Poster presentation | Open | Published:
Intensive care admission triage for a pandemic: are government tools acceptable to UK intensivists?
Critical Carevolume 15, Article number: P466 (2011)
Triage criteria recommended by various governmental bodies are part of a process to cope with increased demand for intensive care resources during a pandemic . It is unknown whether UK intensive care physicians agree with the proposed criteria that could automatically exclude a patient from receiving ICU care if adopted.
We conducted an online survey amongst the members of the UK Intensive Care Society. We asked respondents to grade their opinion about each criterion of a Department of Health (DoH) triage tool and provide some additional information about their own health. We used Cronbach's alpha (CA) to assess how close the opinions of the respondents were with regard to each criterion and each of three sets of criteria. We used a chi-squared analysis to see whether these factors differed between intensive care consultants and nonconsultants.

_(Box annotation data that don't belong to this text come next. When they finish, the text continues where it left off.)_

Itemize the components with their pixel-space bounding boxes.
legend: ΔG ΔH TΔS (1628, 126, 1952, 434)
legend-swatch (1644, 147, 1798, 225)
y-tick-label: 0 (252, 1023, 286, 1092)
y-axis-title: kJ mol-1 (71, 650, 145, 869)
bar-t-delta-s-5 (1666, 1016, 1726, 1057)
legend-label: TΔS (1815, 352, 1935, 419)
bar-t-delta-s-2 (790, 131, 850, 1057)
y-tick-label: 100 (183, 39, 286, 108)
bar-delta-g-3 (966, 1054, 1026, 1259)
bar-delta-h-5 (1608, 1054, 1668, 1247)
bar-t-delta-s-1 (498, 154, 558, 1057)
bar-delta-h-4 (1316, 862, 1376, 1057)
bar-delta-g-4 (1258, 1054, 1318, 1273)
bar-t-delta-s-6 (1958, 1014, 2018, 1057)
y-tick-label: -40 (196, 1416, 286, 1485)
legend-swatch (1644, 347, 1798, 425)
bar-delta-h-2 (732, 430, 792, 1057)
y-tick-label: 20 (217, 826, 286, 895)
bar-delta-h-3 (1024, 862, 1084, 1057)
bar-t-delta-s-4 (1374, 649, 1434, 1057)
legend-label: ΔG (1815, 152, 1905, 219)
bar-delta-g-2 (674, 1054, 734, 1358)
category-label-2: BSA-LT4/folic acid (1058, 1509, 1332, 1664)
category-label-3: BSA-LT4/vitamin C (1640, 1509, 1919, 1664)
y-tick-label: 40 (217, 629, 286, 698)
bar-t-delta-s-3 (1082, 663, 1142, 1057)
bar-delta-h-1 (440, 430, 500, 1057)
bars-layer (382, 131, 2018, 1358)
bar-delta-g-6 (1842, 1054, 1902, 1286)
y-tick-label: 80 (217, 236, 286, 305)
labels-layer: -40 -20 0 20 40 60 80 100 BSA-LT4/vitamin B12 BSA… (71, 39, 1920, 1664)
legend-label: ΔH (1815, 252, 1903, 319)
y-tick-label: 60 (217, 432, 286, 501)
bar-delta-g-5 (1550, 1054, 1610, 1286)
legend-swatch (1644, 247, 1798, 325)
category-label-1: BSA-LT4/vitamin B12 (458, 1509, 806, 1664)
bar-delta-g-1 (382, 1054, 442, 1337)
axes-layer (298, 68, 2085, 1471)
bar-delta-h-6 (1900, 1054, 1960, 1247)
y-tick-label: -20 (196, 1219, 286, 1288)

A total of 550 questionnaires were returned; 182 (33.1%) were from intensive care consultants. For six of the DoH 11 criteria, the agreement score was >4/5 indicating agreement or strong agreement. For both consultants and nonconsultants, the CA was >0.8 (significant inter-responder agreement). A total 19.4% of those currently meeting exclusion criteria and 34.6% of those in good health would give up the chance of a level 3 bed voluntarily if they fulfilled one of the proposed criteria during a pandemic.
The results indicate a general acceptance of the requirement for triage but nearly 40% have significant reservations about the proposed tool. Sixty-five to 80% of respondents would not withdraw from the triage process in a pandemic even if they knew the proposed criteria would exclude them. While approximately 60% of respondents accepted the triage tool, it seems the majority would not wish it to be used to determine their own care.